If you showed this line to someone who knew nothing about the context, I imagine they would (A) vastly overestimate the usefulness of current models as academic research assistants, and (B) vastly underestimate the usefulness of GPT-4 in the same role.
GPT-4 already knew all kinds of science facts of the sort that GPQA tests, even if it didn’t know them quite as well, or wasn’t as readily able to integrate them in the exact way that GPQA expects (that’s hill-climbing for you).
What was lacking was not mainly the knowledge itself – GPT-4 was already incredibly good at obscure book-learning! – but all the… other stuff involved in competent research assistance. The dark matter, the soft skills, the unmesaurables, the gaps. The kind of thing I was talking about just a moment ago. “Taste,” or “agency,” or “acting like you have real-world experience rather than just being a child prodigy who’s really good at exams.”
And the newer models don’t have that stuff either. They can “do” more things if you give them constant handholding, but they still need that hand-holding; they still can’t apply common sense to reason their way through situations that don’t resemble a school exam or an interaction with a gormless ChatGPT user in search of a clean, decontextualized helpful-and-harmless “answer.” If they were people, I would not want to hire them, any more than I’d want to hire GPT-4.
If (as I claim) all this “dark matter” is not improving much, then we are not going to get a self-improvement loop unless
It turns out that models without these abilities can bootstrap their way into having them
Labs start taking the “dark matter” much more seriously than they have so far, rather than just hill-climbing easily measurable things and leaning on scaling and RSI for everything else
I doubt that (1) will hold: the qualities that are missing are closely related to things like “ability to act without supervision” and “research/design/engineering taste” that seem very important for self-improvement.
As for (2), well, my best guess is that we’ll have to wait until ~2027-2028, at which point it will become clear that the “just scale and hill-climb and increasingly defer to your HHH assistant” approach somehow didn’t work – and then, at last, we’ll start seeing serious attempts to succeed at the unmeasurable.
I think the labs might well be rational in focusing on this sort of “handheld automation”, just to enable their researchers to code experiments faster and in smaller teams.

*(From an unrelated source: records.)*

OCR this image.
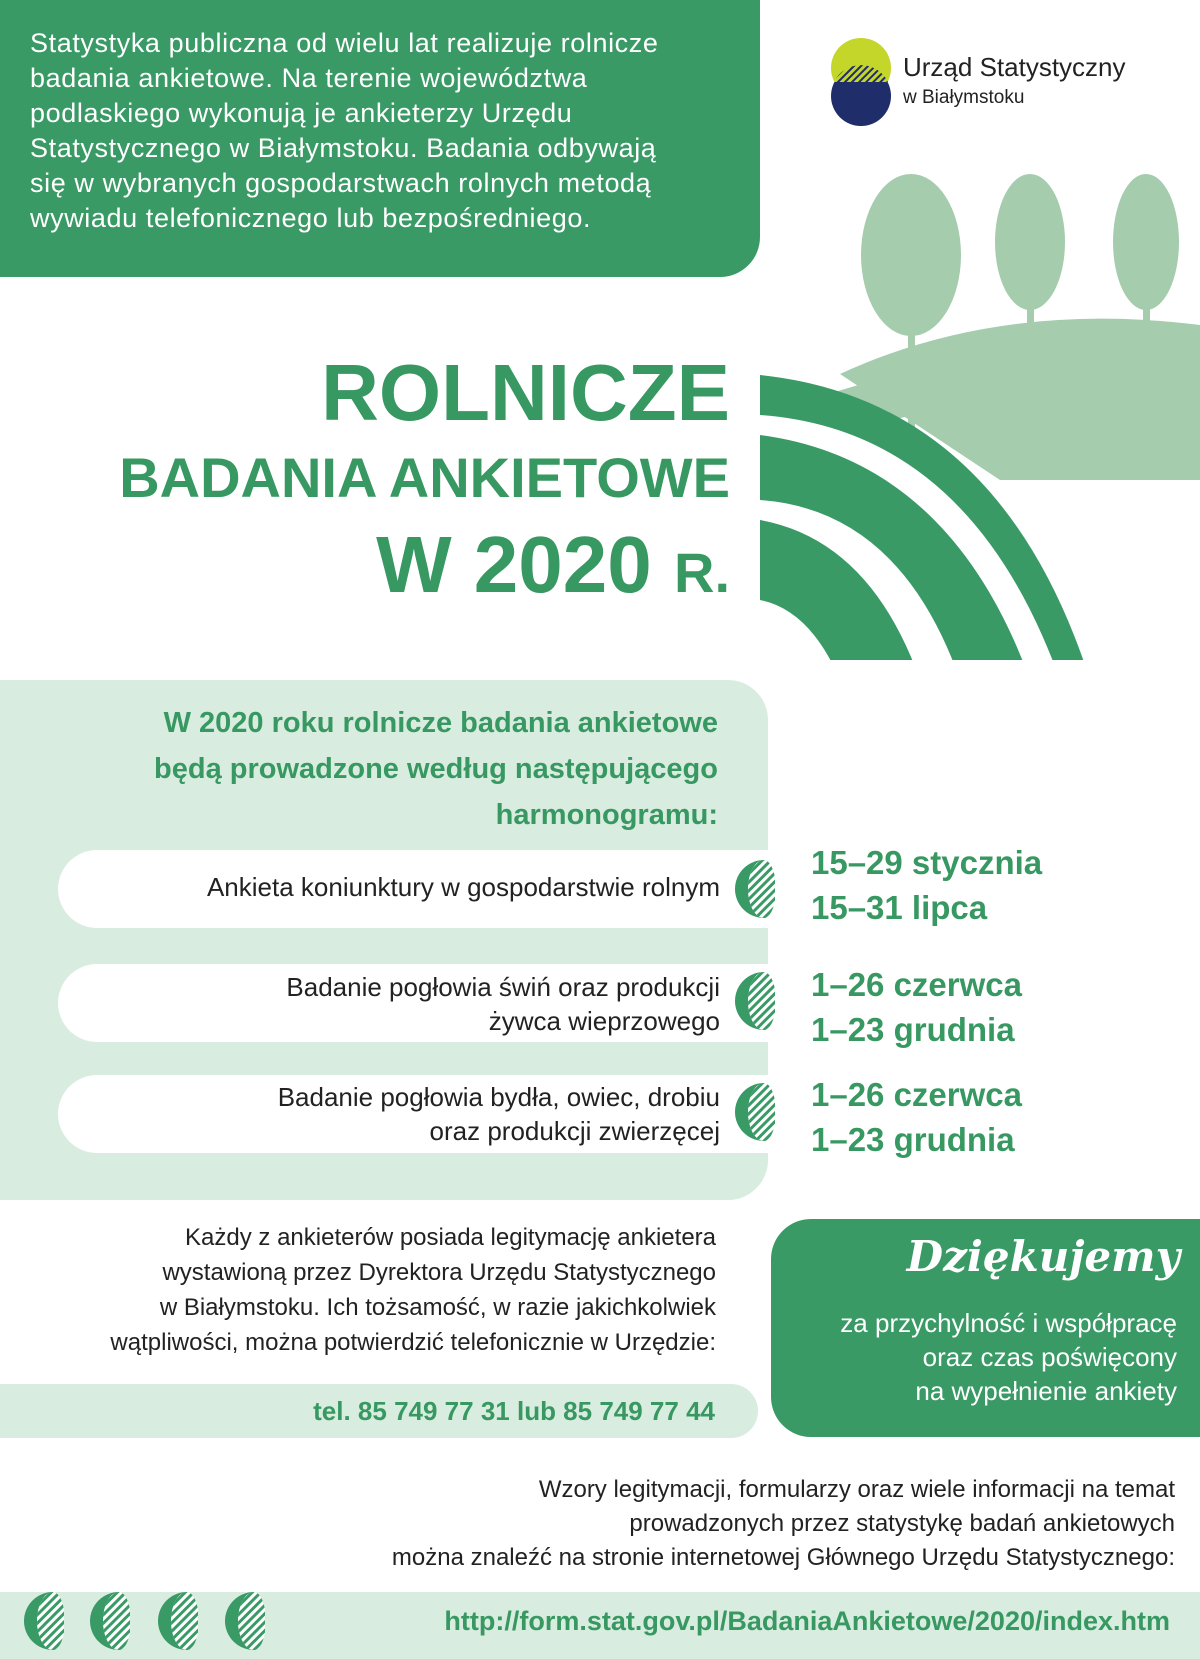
Statystyka publiczna od wielu lat realizuje rolnicze
badania ankietowe. Na terenie województwa
podlaskiego wykonują je ankieterzy Urzędu
Statystycznego w Białymstoku. Badania odbywają
się w wybranych gospodarstwach rolnych metodą
wywiadu telefonicznego lub bezpośredniego.
Urząd Statystyczny
w Białymstoku
ROLNICZE
BADANIA ANKIETOWE
W 2020 R.
W 2020 roku rolnicze badania ankietowe
będą prowadzone według następującego
harmonogramu:
Ankieta koniunktury w gospodarstwie rolnym
15–29 stycznia
15–31 lipca
Badanie pogłowia świń oraz produkcji
żywca wieprzowego
1–26 czerwca
1–23 grudnia
Badanie pogłowia bydła, owiec, drobiu
oraz produkcji zwierzęcej
1–26 czerwca
1–23 grudnia
Każdy z ankieterów posiada legitymację ankietera
wystawioną przez Dyrektora Urzędu Statystycznego
w Białymstoku. Ich tożsamość, w razie jakichkolwiek
wątpliwości, można potwierdzić telefonicznie w Urzędzie:
tel. 85 749 77 31 lub 85 749 77 44
Dziękujemy
za przychylność i współpracę
oraz czas poświęcony
na wypełnienie ankiety
Wzory legitymacji, formularzy oraz wiele informacji na temat
prowadzonych przez statystykę badań ankietowych
można znaleźć na stronie internetowej Głównego Urzędu Statystycznego:
http://form.stat.gov.pl/BadaniaAnkietowe/2020/index.htm
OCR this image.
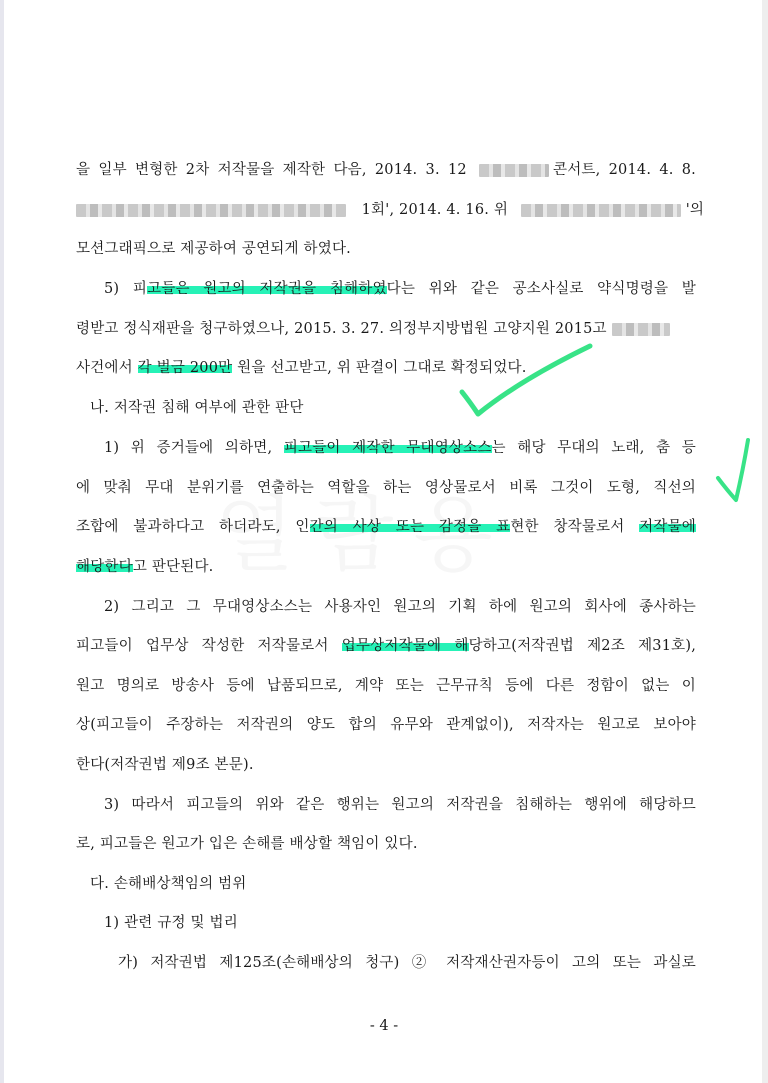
을 일부 변형한 2차 저작물을 제작한 다음, 2014. 3. 12	콘서트, 2014. 4. 8.
1회', 2014. 4. 16. 위	'의
모션그래픽으로 제공하여 공연되게 하였다.
5) 피고들은 원고의 저작권을 침해하였다는 위와 같은 공소사실로 약식명령을 발
령받고 정식재판을 청구하였으나, 2015. 3. 27. 의정부지방법원 고양지원 2015고
사건에서 각 벌금 200만 원을 선고받고, 위 판결이 그대로 확정되었다.
나. 저작권 침해 여부에 관한 판단
1) 위 증거들에 의하면, 피고들이 제작한 무대영상소스는 해당 무대의 노래, 춤 등
에 맞춰 무대 분위기를 연출하는 역할을 하는 영상물로서 비록 그것이 도형, 직선의
조합에 불과하다고 하더라도, 인간의 사상 또는 감정을 표현한 창작물로서 저작물에
해당한다고 판단된다.
2) 그리고 그 무대영상소스는 사용자인 원고의 기획 하에 원고의 회사에 종사하는
피고들이 업무상 작성한 저작물로서 업무상저작물에 해당하고(저작권법 제2조 제31호),
원고 명의로 방송사 등에 납품되므로, 계약 또는 근무규칙 등에 다른 정함이 없는 이
상(피고들이 주장하는 저작권의 양도 합의 유무와 관계없이), 저작자는 원고로 보아야
한다(저작권법 제9조 본문).
3) 따라서 피고들의 위와 같은 행위는 원고의 저작권을 침해하는 행위에 해당하므
로, 피고들은 원고가 입은 손해를 배상할 책임이 있다.
다. 손해배상책임의 범위
1) 관련 규정 및 법리
가) 저작권법 제125조(손해배상의 청구) ② 저작재산권자등이 고의 또는 과실로
- 4 -
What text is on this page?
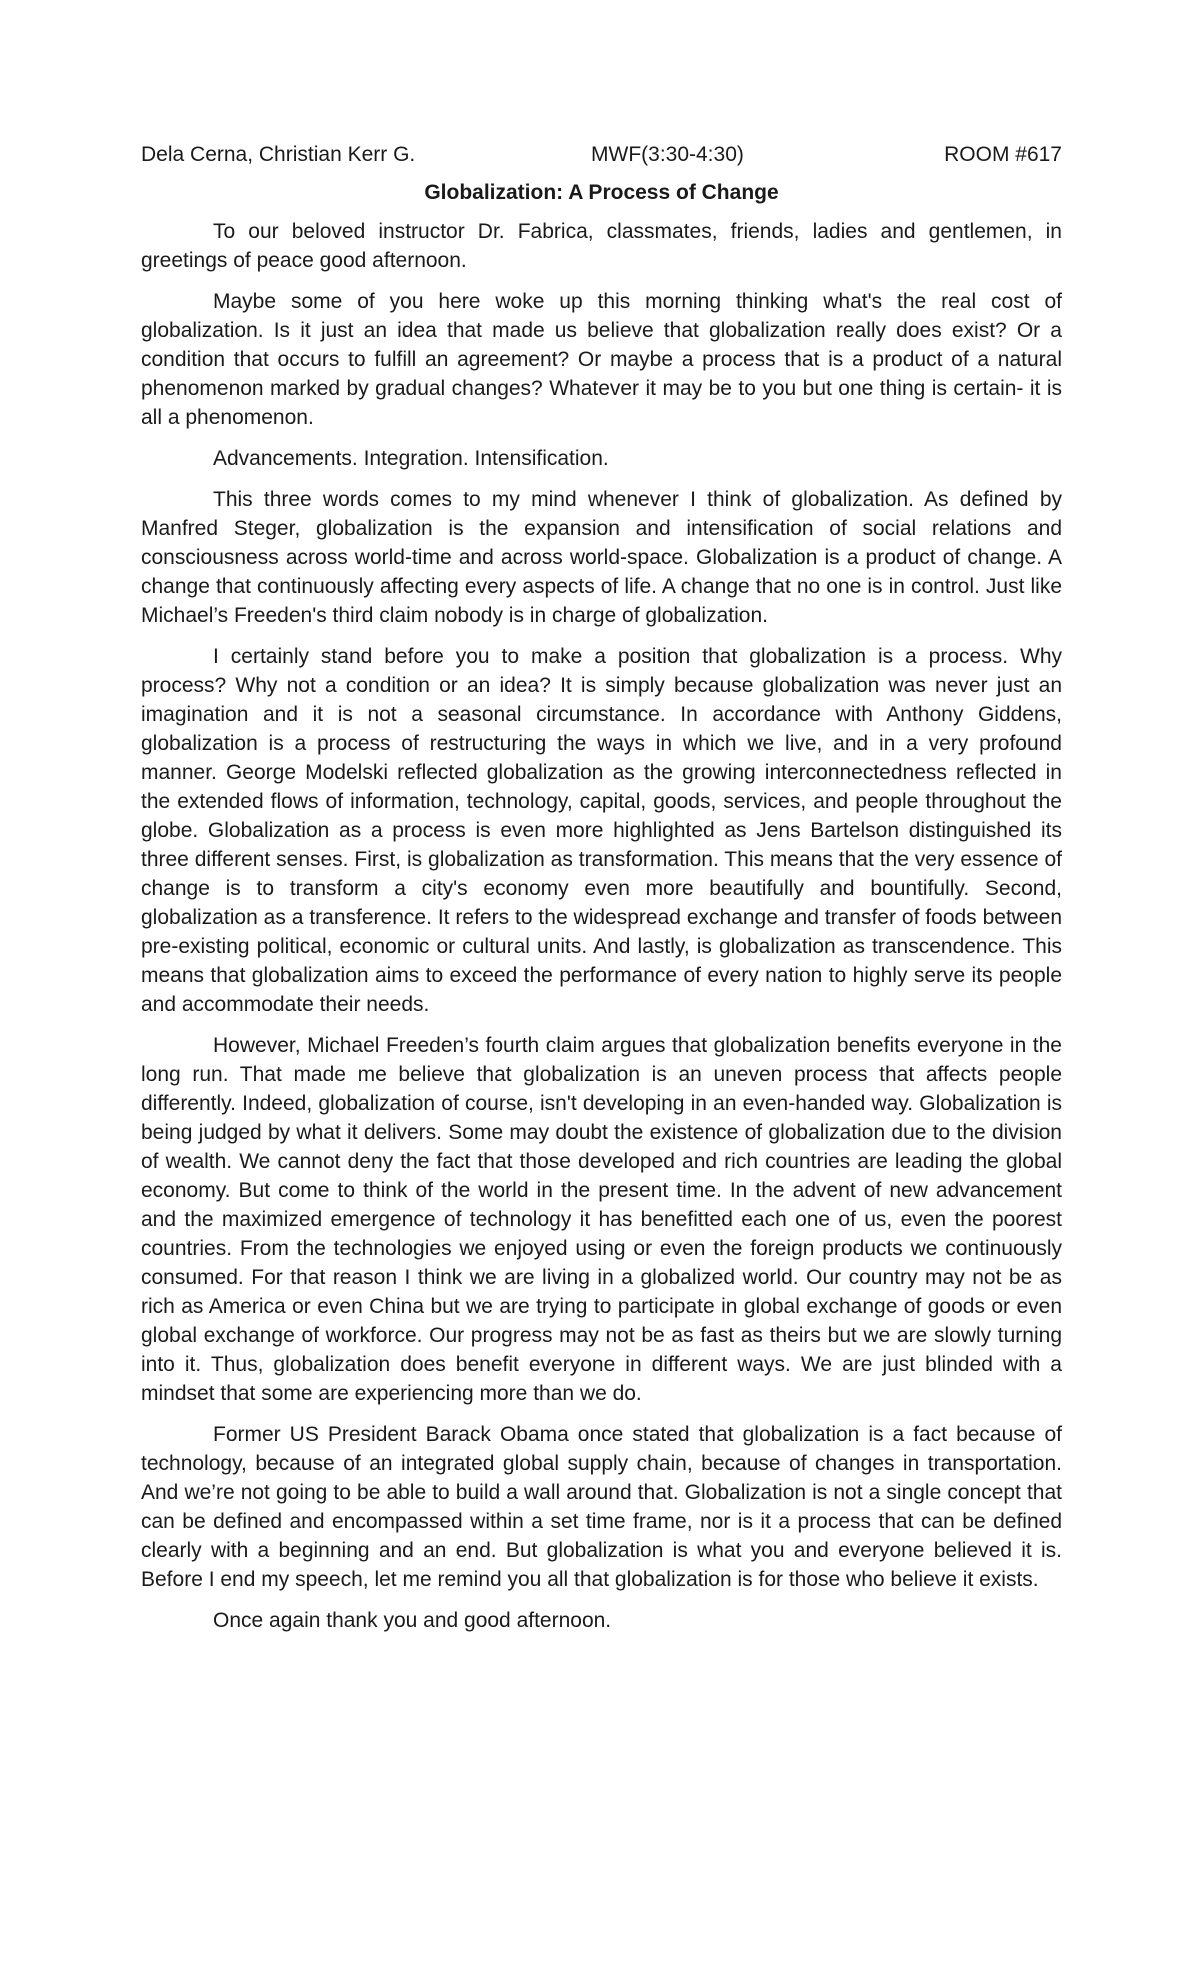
Dela Cerna, Christian Kerr G.	MWF(3:30-4:30)	ROOM #617
Globalization: A Process of Change

To our beloved instructor Dr. Fabrica, classmates, friends, ladies and gentlemen, in greetings of peace good afternoon.

Maybe some of you here woke up this morning thinking what's the real cost of globalization. Is it just an idea that made us believe that globalization really does exist? Or a condition that occurs to fulfill an agreement? Or maybe a process that is a product of a natural phenomenon marked by gradual changes? Whatever it may be to you but one thing is certain- it is all a phenomenon.

Advancements. Integration. Intensification.

This three words comes to my mind whenever I think of globalization. As defined by Manfred Steger, globalization is the expansion and intensification of social relations and consciousness across world-time and across world-space. Globalization is a product of change. A change that continuously affecting every aspects of life. A change that no one is in control. Just like Michael’s Freeden's third claim nobody is in charge of globalization.

I certainly stand before you to make a position that globalization is a process. Why process? Why not a condition or an idea? It is simply because globalization was never just an imagination and it is not a seasonal circumstance. In accordance with Anthony Giddens, globalization is a process of restructuring the ways in which we live, and in a very profound manner. George Modelski reflected globalization as the growing interconnectedness reflected in the extended flows of information, technology, capital, goods, services, and people throughout the globe. Globalization as a process is even more highlighted as Jens Bartelson distinguished its three different senses. First, is globalization as transformation. This means that the very essence of change is to transform a city's economy even more beautifully and bountifully. Second, globalization as a transference. It refers to the widespread exchange and transfer of foods between pre-existing political, economic or cultural units. And lastly, is globalization as transcendence. This means that globalization aims to exceed the performance of every nation to highly serve its people and accommodate their needs.

However, Michael Freeden’s fourth claim argues that globalization benefits everyone in the long run. That made me believe that globalization is an uneven process that affects people differently. Indeed, globalization of course, isn't developing in an even-handed way. Globalization is being judged by what it delivers. Some may doubt the existence of globalization due to the division of wealth. We cannot deny the fact that those developed and rich countries are leading the global economy. But come to think of the world in the present time. In the advent of new advancement and the maximized emergence of technology it has benefitted each one of us, even the poorest countries. From the technologies we enjoyed using or even the foreign products we continuously consumed. For that reason I think we are living in a globalized world. Our country may not be as rich as America or even China but we are trying to participate in global exchange of goods or even global exchange of workforce. Our progress may not be as fast as theirs but we are slowly turning into it. Thus, globalization does benefit everyone in different ways. We are just blinded with a mindset that some are experiencing more than we do.

Former US President Barack Obama once stated that globalization is a fact because of technology, because of an integrated global supply chain, because of changes in transportation. And we’re not going to be able to build a wall around that. Globalization is not a single concept that can be defined and encompassed within a set time frame, nor is it a process that can be defined clearly with a beginning and an end. But globalization is what you and everyone believed it is. Before I end my speech, let me remind you all that globalization is for those who believe it exists.

Once again thank you and good afternoon.
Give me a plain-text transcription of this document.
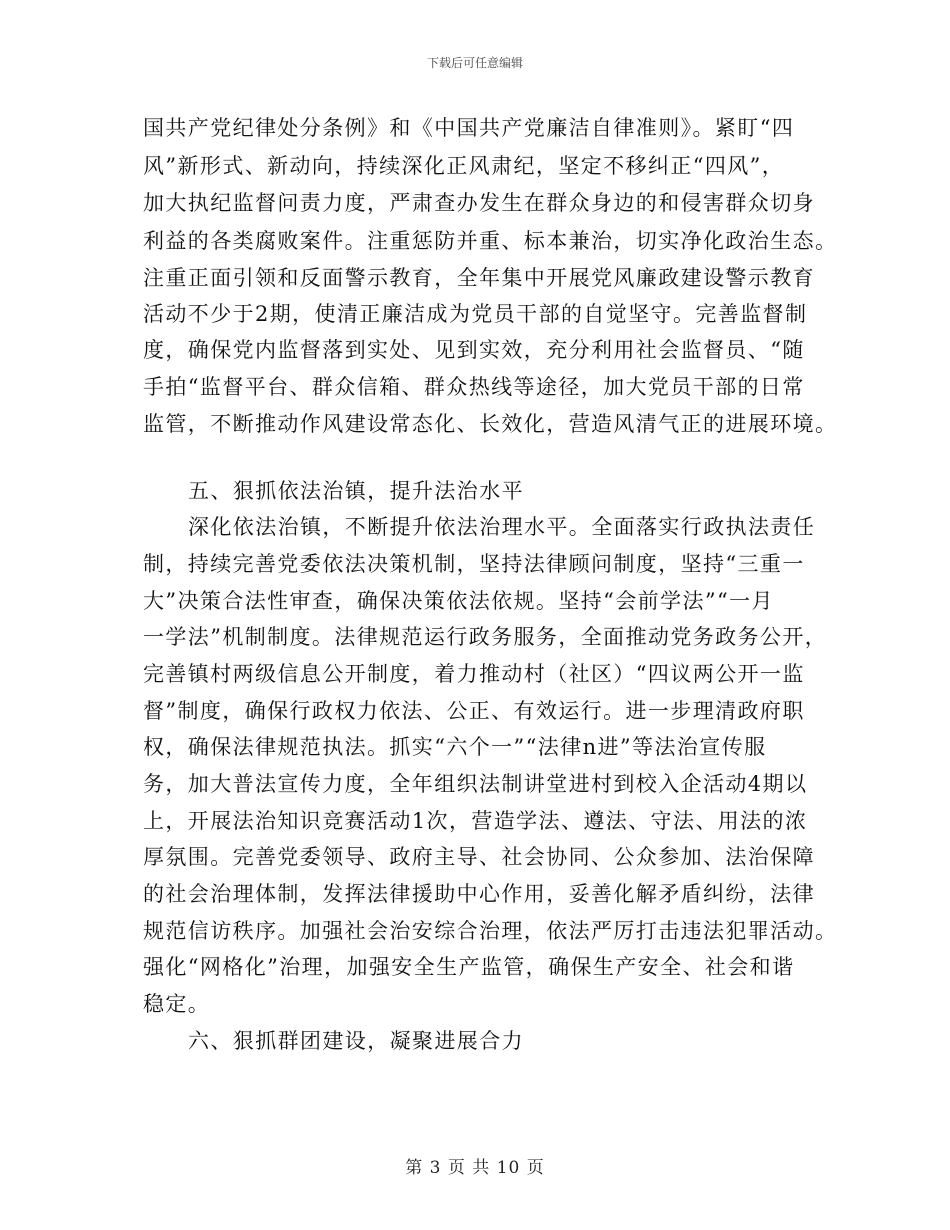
下载后可任意编辑
国共产党纪律处分条例》和《中国共产党廉洁自律准则》。紧盯“四
风”新形式、新动向，持续深化正风肃纪，坚定不移纠正“四风”，
加大执纪监督问责力度，严肃查办发生在群众身边的和侵害群众切身
利益的各类腐败案件。注重惩防并重、标本兼治，切实净化政治生态。
注重正面引领和反面警示教育，全年集中开展党风廉政建设警示教育
活动不少于2期，使清正廉洁成为党员干部的自觉坚守。完善监督制
度，确保党内监督落到实处、见到实效，充分利用社会监督员、“随
手拍“监督平台、群众信箱、群众热线等途径，加大党员干部的日常
监管，不断推动作风建设常态化、长效化，营造风清气正的进展环境。
五、狠抓依法治镇，提升法治水平
深化依法治镇，不断提升依法治理水平。全面落实行政执法责任
制，持续完善党委依法决策机制，坚持法律顾问制度，坚持“三重一
大”决策合法性审查，确保决策依法依规。坚持“会前学法”“一月
一学法”机制制度。法律规范运行政务服务，全面推动党务政务公开，
完善镇村两级信息公开制度，着力推动村（社区）“四议两公开一监
督”制度，确保行政权力依法、公正、有效运行。进一步理清政府职
权，确保法律规范执法。抓实“六个一”“法律n进”等法治宣传服
务，加大普法宣传力度，全年组织法制讲堂进村到校入企活动4期以
上，开展法治知识竞赛活动1次，营造学法、遵法、守法、用法的浓
厚氛围。完善党委领导、政府主导、社会协同、公众参加、法治保障
的社会治理体制，发挥法律援助中心作用，妥善化解矛盾纠纷，法律
规范信访秩序。加强社会治安综合治理，依法严厉打击违法犯罪活动。
强化“网格化”治理，加强安全生产监管，确保生产安全、社会和谐
稳定。
六、狠抓群团建设，凝聚进展合力
第 3 页 共 10 页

My mental model of AI R&D is that it can be bottlenecked roughly by three things: compute, engineering time, and the “dark matter” of taste and feedback loops on messy research results. I can certainly imagine a model of lab productivity where the best way to accelerate is improving handheld automation for the entirety of 2025. Say, the core paradigm is fixed; but inside that paradigm, the research team has more promising ideas than they have time to implement and try out on smaller-scale experiments; and they really do not want to hire more people.
If you consider the AI lab as a fundamental unit that wants to increase its velocity, and works on things that make models faster, it’s plausible they can be aware how bad the model performance is on research taste, and still not be making a mistake by ignoring your “dark matter” right now. They will work on it when they are faster.